Ultimately, the most successful societies find the balance between the twin virtues of inequality of outcomes and equality of opportunity.

The new politics must marry the twin virtues of unequal outcomes and equality of opportunity.

When too few get too much everybody loses.

Feminism is about women living their lives on their own terms, marshalling the resources of the society to make that possible, and men embracing this as vital to a successful society and their own liberation.

Can it be that striving for equality of opportunity however imperfect the process not only benefits the individual but also creates benefits for the society that are unintended but wonderful?

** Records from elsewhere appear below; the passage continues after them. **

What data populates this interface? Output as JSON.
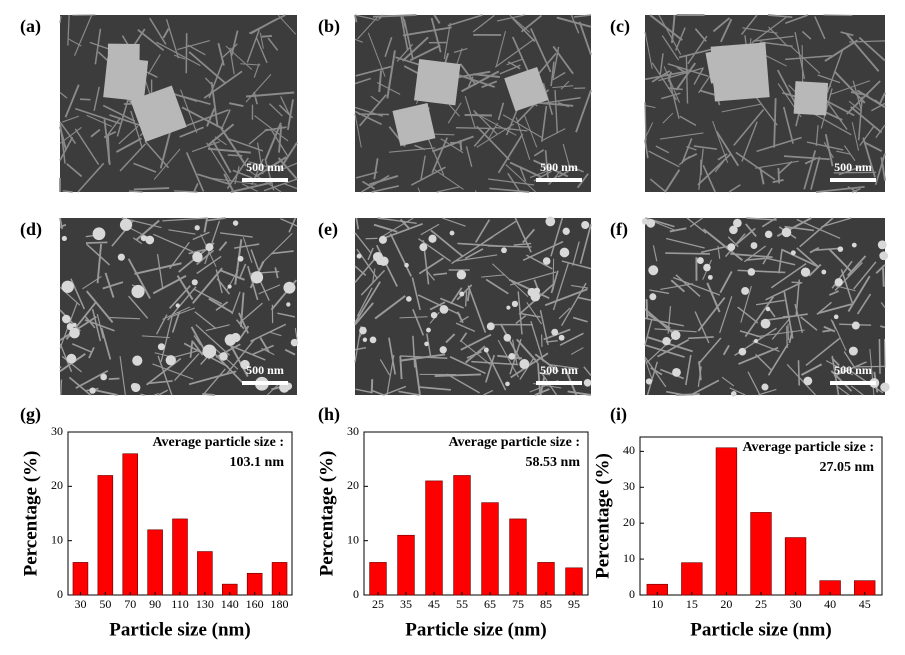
{
  "panels": [
    {
      "label": "(a)",
      "scale_bar": "500 nm"
    },
    {
      "label": "(b)",
      "scale_bar": "500 nm"
    },
    {
      "label": "(c)",
      "scale_bar": "500 nm"
    },
    {
      "label": "(d)",
      "scale_bar": "500 nm"
    },
    {
      "label": "(e)",
      "scale_bar": "500 nm"
    },
    {
      "label": "(f)",
      "scale_bar": "500 nm"
    }
  ],
  "chart_data": [
    {
      "type": "bar",
      "label": "(g)",
      "annotation": [
        "Average particle size :",
        "103.1 nm"
      ],
      "x_label": "Particle size (nm)",
      "y_label": "Percentage (%)",
      "categories": [
        "30",
        "50",
        "70",
        "90",
        "110",
        "130",
        "140",
        "160",
        "180"
      ],
      "values": [
        6,
        22,
        26,
        12,
        14,
        8,
        2,
        4,
        6
      ],
      "color": "#ff0000",
      "ylim": [
        0,
        30
      ],
      "yticks": [
        0,
        10,
        20,
        30
      ]
    },
    {
      "type": "bar",
      "label": "(h)",
      "annotation": [
        "Average particle size :",
        "58.53 nm"
      ],
      "x_label": "Particle size (nm)",
      "y_label": "Percentage (%)",
      "categories": [
        "25",
        "35",
        "45",
        "55",
        "65",
        "75",
        "85",
        "95"
      ],
      "values": [
        6,
        11,
        21,
        22,
        17,
        14,
        6,
        5
      ],
      "color": "#ff0000",
      "ylim": [
        0,
        30
      ],
      "yticks": [
        0,
        10,
        20,
        30
      ]
    },
    {
      "type": "bar",
      "label": "(i)",
      "annotation": [
        "Average particle size :",
        "27.05 nm"
      ],
      "x_label": "Particle size (nm)",
      "y_label": "Percentage (%)",
      "categories": [
        "10",
        "15",
        "20",
        "25",
        "30",
        "40",
        "45"
      ],
      "values": [
        3,
        9,
        41,
        23,
        16,
        4,
        4
      ],
      "color": "#ff0000",
      "ylim": [
        0,
        44
      ],
      "yticks": [
        0,
        10,
        20,
        30,
        40
      ]
    }
  ]
}
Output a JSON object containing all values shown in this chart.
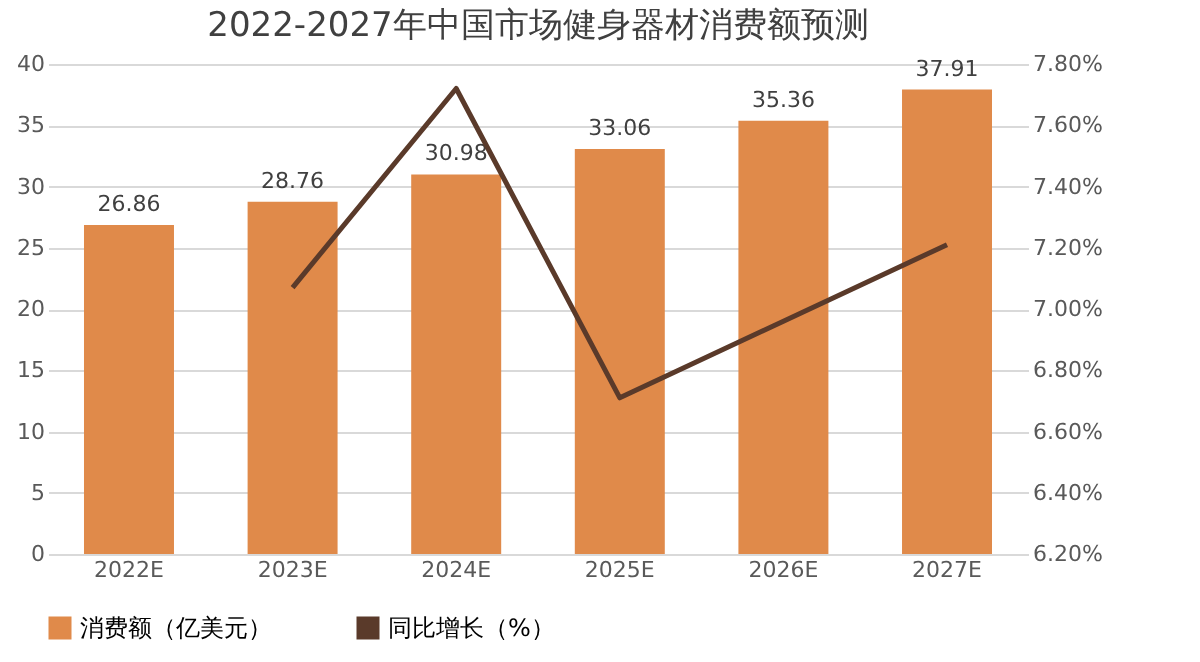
{
  "chart_data": {
    "type": "bar",
    "title": "2022-2027年中国市场健身器材消费额预测",
    "categories": [
      "2022E",
      "2023E",
      "2024E",
      "2025E",
      "2026E",
      "2027E"
    ],
    "series": [
      {
        "name": "消费额（亿美元）",
        "color": "#e08a4a",
        "values": [
          26.86,
          28.76,
          30.98,
          33.06,
          35.36,
          37.91
        ],
        "value_labels": [
          "26.86",
          "28.76",
          "30.98",
          "33.06",
          "35.36",
          "37.91"
        ]
      },
      {
        "name": "同比增长（%）",
        "type": "line",
        "axis": "y2",
        "color": "#5a3a2a",
        "values": [
          null,
          7.07,
          7.72,
          6.71,
          6.96,
          7.21
        ]
      }
    ],
    "ylim": [
      0,
      40
    ],
    "yticks": [
      0,
      5,
      10,
      15,
      20,
      25,
      30,
      35,
      40
    ],
    "y2lim": [
      6.2,
      7.8
    ],
    "y2ticks": [
      {
        "value": 6.2,
        "label": "6.20%"
      },
      {
        "value": 6.4,
        "label": "6.40%"
      },
      {
        "value": 6.6,
        "label": "6.60%"
      },
      {
        "value": 6.8,
        "label": "6.80%"
      },
      {
        "value": 7.0,
        "label": "7.00%"
      },
      {
        "value": 7.2,
        "label": "7.20%"
      },
      {
        "value": 7.4,
        "label": "7.40%"
      },
      {
        "value": 7.6,
        "label": "7.60%"
      },
      {
        "value": 7.8,
        "label": "7.80%"
      }
    ],
    "grid": "y",
    "legend": "bottom"
  }
}
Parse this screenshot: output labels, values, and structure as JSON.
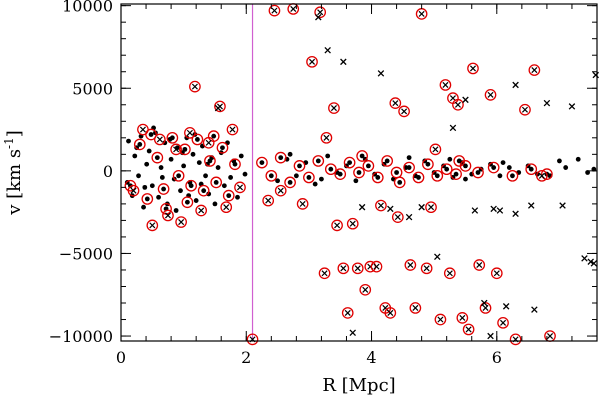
{
  "chart_data": {
    "type": "scatter",
    "xlabel": "R [Mpc]",
    "ylabel_main": "v [km s",
    "ylabel_sup": "-1",
    "ylabel_close": "]",
    "xlim": [
      0,
      7.6
    ],
    "ylim": [
      -10300,
      10100
    ],
    "x_ticks": [
      {
        "value": 0,
        "label": "0"
      },
      {
        "value": 2,
        "label": "2"
      },
      {
        "value": 4,
        "label": "4"
      },
      {
        "value": 6,
        "label": "6"
      }
    ],
    "y_ticks": [
      {
        "value": -10000,
        "label": "−10000"
      },
      {
        "value": -5000,
        "label": "−5000"
      },
      {
        "value": 0,
        "label": "0"
      },
      {
        "value": 5000,
        "label": "5000"
      },
      {
        "value": 10000,
        "label": "10000"
      }
    ],
    "x_minor_step": 0.4,
    "y_minor_step": 1000,
    "vline": {
      "x": 2.1,
      "color": "#d060d0"
    },
    "colors": {
      "ring": "#e00000",
      "dot": "#000000",
      "axis": "#000000"
    },
    "series": [
      {
        "marker": "dot",
        "points": [
          [
            0.12,
            1800
          ],
          [
            0.18,
            -1500
          ],
          [
            0.22,
            900
          ],
          [
            0.28,
            -300
          ],
          [
            0.32,
            2100
          ],
          [
            0.36,
            -2200
          ],
          [
            0.41,
            400
          ],
          [
            0.45,
            1200
          ],
          [
            0.5,
            -900
          ],
          [
            0.55,
            2300
          ],
          [
            0.6,
            -1600
          ],
          [
            0.64,
            200
          ],
          [
            0.7,
            1700
          ],
          [
            0.74,
            -2000
          ],
          [
            0.8,
            700
          ],
          [
            0.85,
            -500
          ],
          [
            0.9,
            1400
          ],
          [
            0.95,
            -1200
          ],
          [
            1.0,
            300
          ],
          [
            1.05,
            2000
          ],
          [
            1.1,
            -700
          ],
          [
            1.15,
            1000
          ],
          [
            1.2,
            -1800
          ],
          [
            1.25,
            500
          ],
          [
            1.3,
            1500
          ],
          [
            1.35,
            -300
          ],
          [
            1.4,
            -1400
          ],
          [
            1.45,
            800
          ],
          [
            1.5,
            -2000
          ],
          [
            1.55,
            200
          ],
          [
            1.6,
            1100
          ],
          [
            1.65,
            -900
          ],
          [
            1.7,
            1700
          ],
          [
            1.75,
            -400
          ],
          [
            1.8,
            600
          ],
          [
            1.86,
            -1600
          ],
          [
            1.92,
            900
          ],
          [
            1.98,
            -200
          ],
          [
            0.1,
            -700
          ],
          [
            0.25,
            1400
          ],
          [
            0.38,
            -1000
          ],
          [
            0.52,
            2600
          ],
          [
            0.66,
            -400
          ],
          [
            0.78,
            1900
          ],
          [
            0.88,
            -2400
          ],
          [
            0.98,
            1100
          ],
          [
            1.08,
            -1500
          ],
          [
            1.18,
            2200
          ],
          [
            1.28,
            -800
          ],
          [
            1.38,
            400
          ],
          [
            2.5,
            -600
          ],
          [
            2.65,
            700
          ],
          [
            2.8,
            -300
          ],
          [
            2.95,
            500
          ],
          [
            3.1,
            -800
          ],
          [
            3.3,
            900
          ],
          [
            3.45,
            -100
          ],
          [
            3.6,
            300
          ],
          [
            3.75,
            -600
          ],
          [
            3.9,
            700
          ],
          [
            4.05,
            -200
          ],
          [
            4.2,
            400
          ],
          [
            4.35,
            -500
          ],
          [
            4.55,
            200
          ],
          [
            4.7,
            -300
          ],
          [
            4.85,
            600
          ],
          [
            5.0,
            -100
          ],
          [
            5.15,
            300
          ],
          [
            5.3,
            -400
          ],
          [
            5.45,
            500
          ],
          [
            5.6,
            -200
          ],
          [
            5.75,
            100
          ],
          [
            5.9,
            400
          ],
          [
            6.05,
            -300
          ],
          [
            6.2,
            200
          ],
          [
            6.35,
            -100
          ],
          [
            6.5,
            300
          ],
          [
            6.65,
            -200
          ],
          [
            6.85,
            -300
          ],
          [
            7.0,
            600
          ],
          [
            7.1,
            200
          ],
          [
            7.3,
            700
          ],
          [
            7.45,
            -100
          ],
          [
            7.55,
            100
          ],
          [
            4.6,
            800
          ],
          [
            5.5,
            -500
          ],
          [
            3.2,
            -500
          ],
          [
            2.7,
            1000
          ],
          [
            6.1,
            500
          ],
          [
            5.25,
            700
          ]
        ]
      },
      {
        "marker": "ringdot",
        "points": [
          [
            0.15,
            -900
          ],
          [
            0.3,
            1600
          ],
          [
            0.42,
            -1700
          ],
          [
            0.58,
            800
          ],
          [
            0.68,
            -1100
          ],
          [
            0.82,
            2000
          ],
          [
            0.92,
            -300
          ],
          [
            1.02,
            1300
          ],
          [
            1.12,
            -900
          ],
          [
            1.22,
            1900
          ],
          [
            1.32,
            -1200
          ],
          [
            1.42,
            600
          ],
          [
            1.52,
            -700
          ],
          [
            1.62,
            1400
          ],
          [
            1.72,
            -1500
          ],
          [
            1.82,
            400
          ],
          [
            0.48,
            2200
          ],
          [
            0.72,
            -2300
          ],
          [
            1.06,
            -1900
          ],
          [
            1.48,
            2100
          ],
          [
            2.25,
            500
          ],
          [
            2.4,
            -300
          ],
          [
            2.55,
            800
          ],
          [
            2.7,
            -700
          ],
          [
            2.85,
            300
          ],
          [
            3.0,
            -400
          ],
          [
            3.15,
            600
          ],
          [
            3.35,
            100
          ],
          [
            3.5,
            -200
          ],
          [
            3.65,
            500
          ],
          [
            3.8,
            -100
          ],
          [
            3.95,
            300
          ],
          [
            4.1,
            -400
          ],
          [
            4.25,
            600
          ],
          [
            4.4,
            -100
          ],
          [
            4.6,
            200
          ],
          [
            4.75,
            -400
          ],
          [
            4.9,
            400
          ],
          [
            5.05,
            -300
          ],
          [
            5.2,
            100
          ],
          [
            5.35,
            -200
          ],
          [
            5.5,
            300
          ],
          [
            5.7,
            -100
          ],
          [
            5.95,
            200
          ],
          [
            6.25,
            -300
          ],
          [
            6.55,
            100
          ],
          [
            6.8,
            -200
          ],
          [
            3.85,
            900
          ],
          [
            4.45,
            -700
          ],
          [
            5.4,
            600
          ]
        ]
      },
      {
        "marker": "ringx",
        "points": [
          [
            0.2,
            -1200
          ],
          [
            0.35,
            2500
          ],
          [
            0.5,
            -3300
          ],
          [
            0.62,
            1900
          ],
          [
            0.75,
            -2700
          ],
          [
            0.88,
            1300
          ],
          [
            0.96,
            -3100
          ],
          [
            1.1,
            2300
          ],
          [
            1.18,
            5100
          ],
          [
            1.28,
            -2400
          ],
          [
            1.4,
            1700
          ],
          [
            1.58,
            3900
          ],
          [
            1.68,
            -2200
          ],
          [
            1.78,
            2500
          ],
          [
            1.9,
            -1000
          ],
          [
            2.35,
            -1800
          ],
          [
            2.45,
            9700
          ],
          [
            2.55,
            -1200
          ],
          [
            2.75,
            9800
          ],
          [
            2.9,
            -2000
          ],
          [
            3.05,
            6600
          ],
          [
            3.18,
            9600
          ],
          [
            3.25,
            -6200
          ],
          [
            3.28,
            2000
          ],
          [
            3.4,
            3800
          ],
          [
            3.45,
            -3300
          ],
          [
            3.55,
            -5900
          ],
          [
            3.62,
            -8600
          ],
          [
            3.7,
            -3200
          ],
          [
            3.78,
            -5900
          ],
          [
            3.9,
            -7200
          ],
          [
            3.98,
            -5800
          ],
          [
            4.08,
            -5800
          ],
          [
            4.15,
            -2100
          ],
          [
            4.22,
            -8300
          ],
          [
            4.3,
            -8600
          ],
          [
            4.38,
            4100
          ],
          [
            4.42,
            -2800
          ],
          [
            4.52,
            3600
          ],
          [
            4.62,
            -5700
          ],
          [
            4.7,
            -8300
          ],
          [
            4.8,
            9500
          ],
          [
            4.88,
            -5900
          ],
          [
            4.95,
            -2200
          ],
          [
            5.02,
            1300
          ],
          [
            5.1,
            -9000
          ],
          [
            5.18,
            5200
          ],
          [
            5.25,
            -6200
          ],
          [
            5.3,
            4400
          ],
          [
            5.38,
            4000
          ],
          [
            5.45,
            -8900
          ],
          [
            5.55,
            -9600
          ],
          [
            5.62,
            6200
          ],
          [
            5.72,
            -5700
          ],
          [
            5.82,
            -8300
          ],
          [
            5.9,
            4600
          ],
          [
            6.0,
            -6200
          ],
          [
            6.1,
            -9200
          ],
          [
            6.3,
            -10200
          ],
          [
            6.45,
            3700
          ],
          [
            6.6,
            6100
          ],
          [
            6.72,
            -300
          ],
          [
            6.85,
            -10000
          ],
          [
            2.1,
            -10200
          ]
        ]
      },
      {
        "marker": "x",
        "points": [
          [
            1.55,
            3800
          ],
          [
            3.15,
            9300
          ],
          [
            3.3,
            7300
          ],
          [
            3.55,
            6600
          ],
          [
            3.7,
            -9800
          ],
          [
            3.85,
            -2200
          ],
          [
            4.3,
            -2300
          ],
          [
            4.6,
            -2800
          ],
          [
            4.8,
            -2200
          ],
          [
            5.05,
            -5200
          ],
          [
            5.3,
            2600
          ],
          [
            5.5,
            4300
          ],
          [
            5.65,
            -2400
          ],
          [
            5.8,
            -8000
          ],
          [
            5.95,
            -2300
          ],
          [
            6.05,
            -2400
          ],
          [
            6.15,
            -8200
          ],
          [
            6.3,
            5200
          ],
          [
            6.55,
            -2100
          ],
          [
            6.8,
            4100
          ],
          [
            7.05,
            -2100
          ],
          [
            7.2,
            3900
          ],
          [
            7.4,
            -5300
          ],
          [
            7.5,
            -5500
          ],
          [
            7.55,
            -5600
          ],
          [
            7.58,
            5800
          ],
          [
            6.6,
            -8400
          ],
          [
            6.3,
            -2600
          ],
          [
            4.15,
            5900
          ],
          [
            5.9,
            -10000
          ]
        ]
      }
    ]
  }
}
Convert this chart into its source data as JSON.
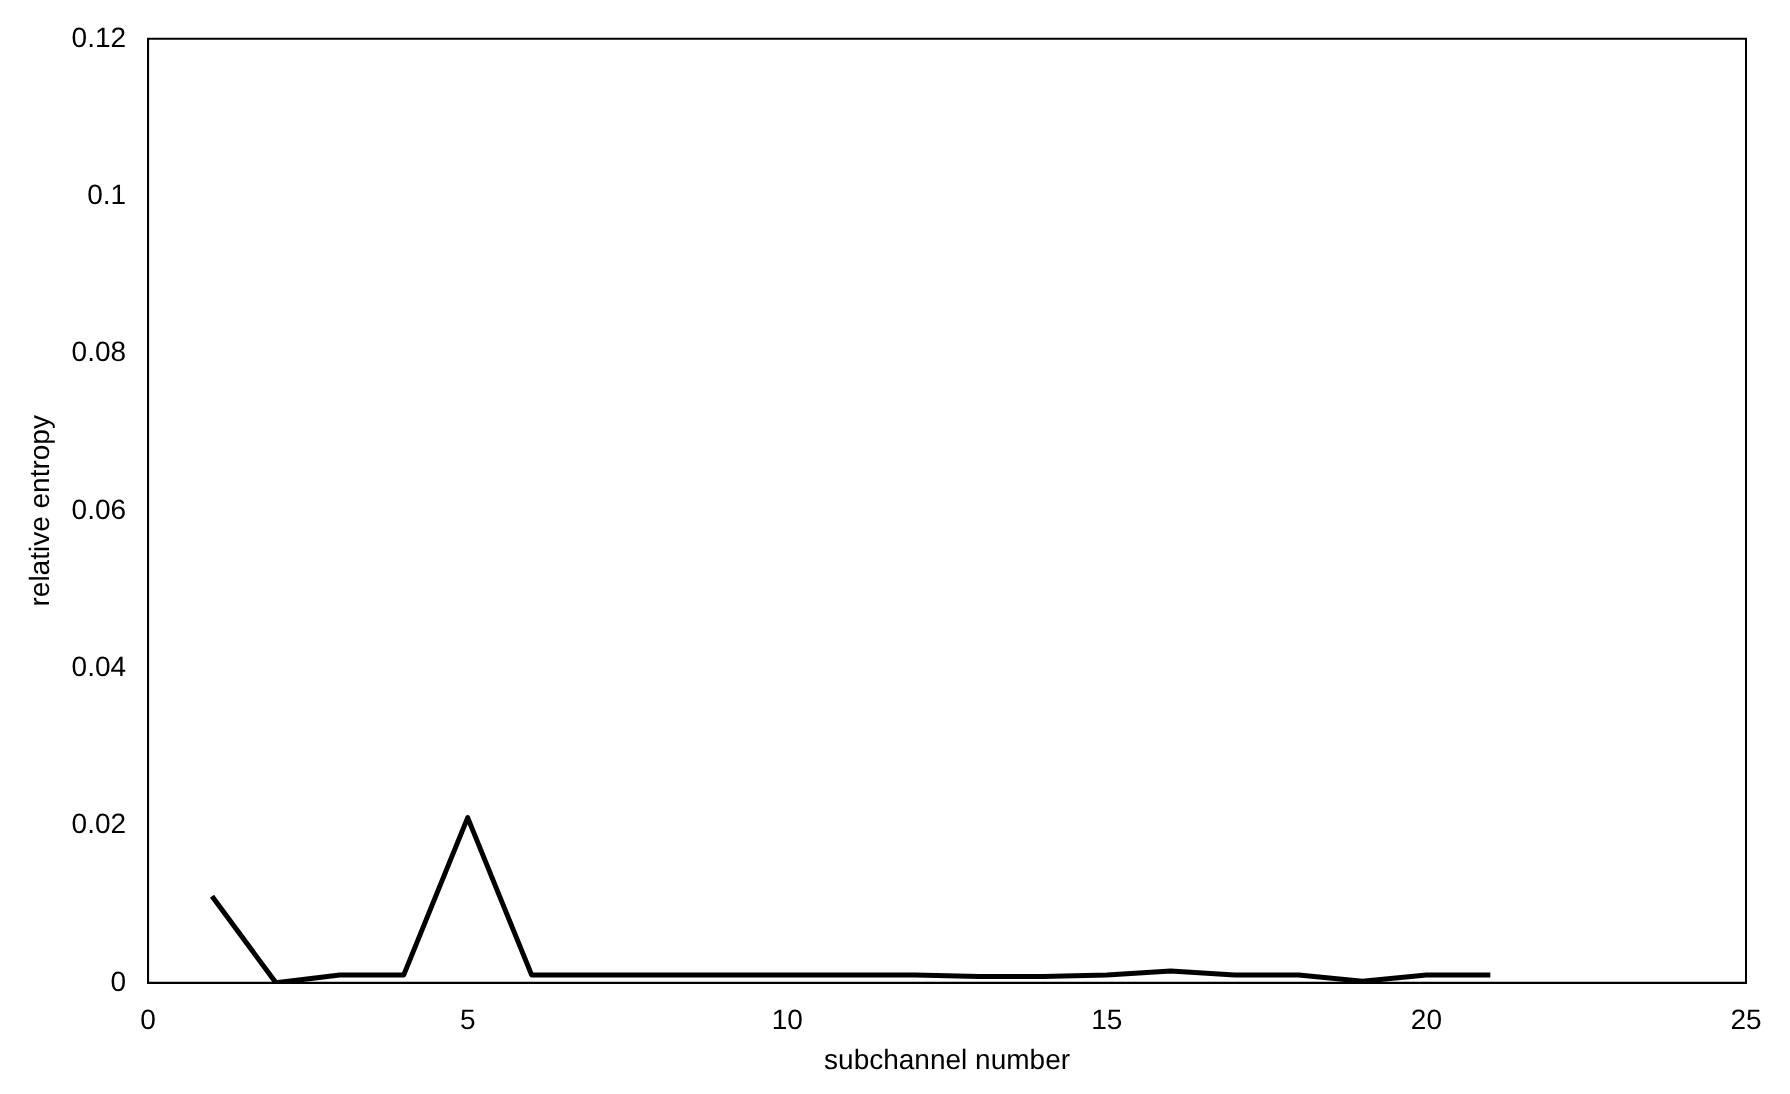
{
  "chart_data": {
    "type": "line",
    "xlabel": "subchannel number",
    "ylabel": "relative entropy",
    "x": [
      1,
      2,
      3,
      4,
      5,
      6,
      7,
      8,
      9,
      10,
      11,
      12,
      13,
      14,
      15,
      16,
      17,
      18,
      19,
      20,
      21
    ],
    "series": [
      {
        "color": "#000000",
        "values": [
          0.011,
          0,
          0.001,
          0.001,
          0.021,
          0.001,
          0.001,
          0.001,
          0.001,
          0.001,
          0.001,
          0.001,
          0.0008,
          0.0008,
          0.001,
          0.0015,
          0.001,
          0.001,
          0.0002,
          0.001,
          0.001
        ]
      }
    ],
    "xlim": [
      0,
      25
    ],
    "xticks": [
      0,
      5,
      10,
      15,
      20,
      25
    ],
    "ylim": [
      0,
      0.12
    ],
    "yticks": [
      0,
      0.02,
      0.04,
      0.06,
      0.08,
      0.1,
      0.12
    ],
    "grid": false,
    "legend": false,
    "marker": "none",
    "line_style": "solid"
  }
}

Economics must be a 'moral enterprise' as much as politics claims to be. Economic outcomes need to be framed in terms of right and wrong not just efficiency if only because these often align in surprising ways that are good for society and the economy.

My vision of Canada is that any Canadian child from a family of limited circumstance can expect to have a chance at lifetime of unlimited opportunities.

Free trade is a wonderful thing. Time and time again economists have proven that free trade creates enormous wealth for each country 'on the whole'. Historians have shown that free trade is usually associated with rising political, social and cultural liberty. The perennial problem is that free trade always creates tremendous disruption for thousands even millions of individuals often concentrated in one geography, and where the state is idle, not investing in best in class instruments of social justice, free trade can be a permanent ticket out of the middle class, down, not up.

Tax policy should be founded on the principle of generating steady tax revenues sufficient to maximise environmentally sustainable economic growth in order to fund fair government.

Public policy should be designed to decrease inequality before the law and increase equality of opportunity.

Capitalism is not the problem; the problem is what we do with capitalism.

Content is always more difficult to argue than conspiracy.

Let the state regulate and the market operate (most things).

Welfare strategies are best designed as a hand up, not as a hand out.

Political debate should not be fact free fighting.

Explanation lasts longer than eloquence.

Always favour empowerment over dependency.

The most enduring public figures are embraced for the causes they fought for and not the concept of themselves they hoped others would remember them by.

Find your voice and don't be the echo of somebody else.

It is possible to operate on two different levels: the practical, cautious and conservative; and the realm of ideas, open, free, and radical.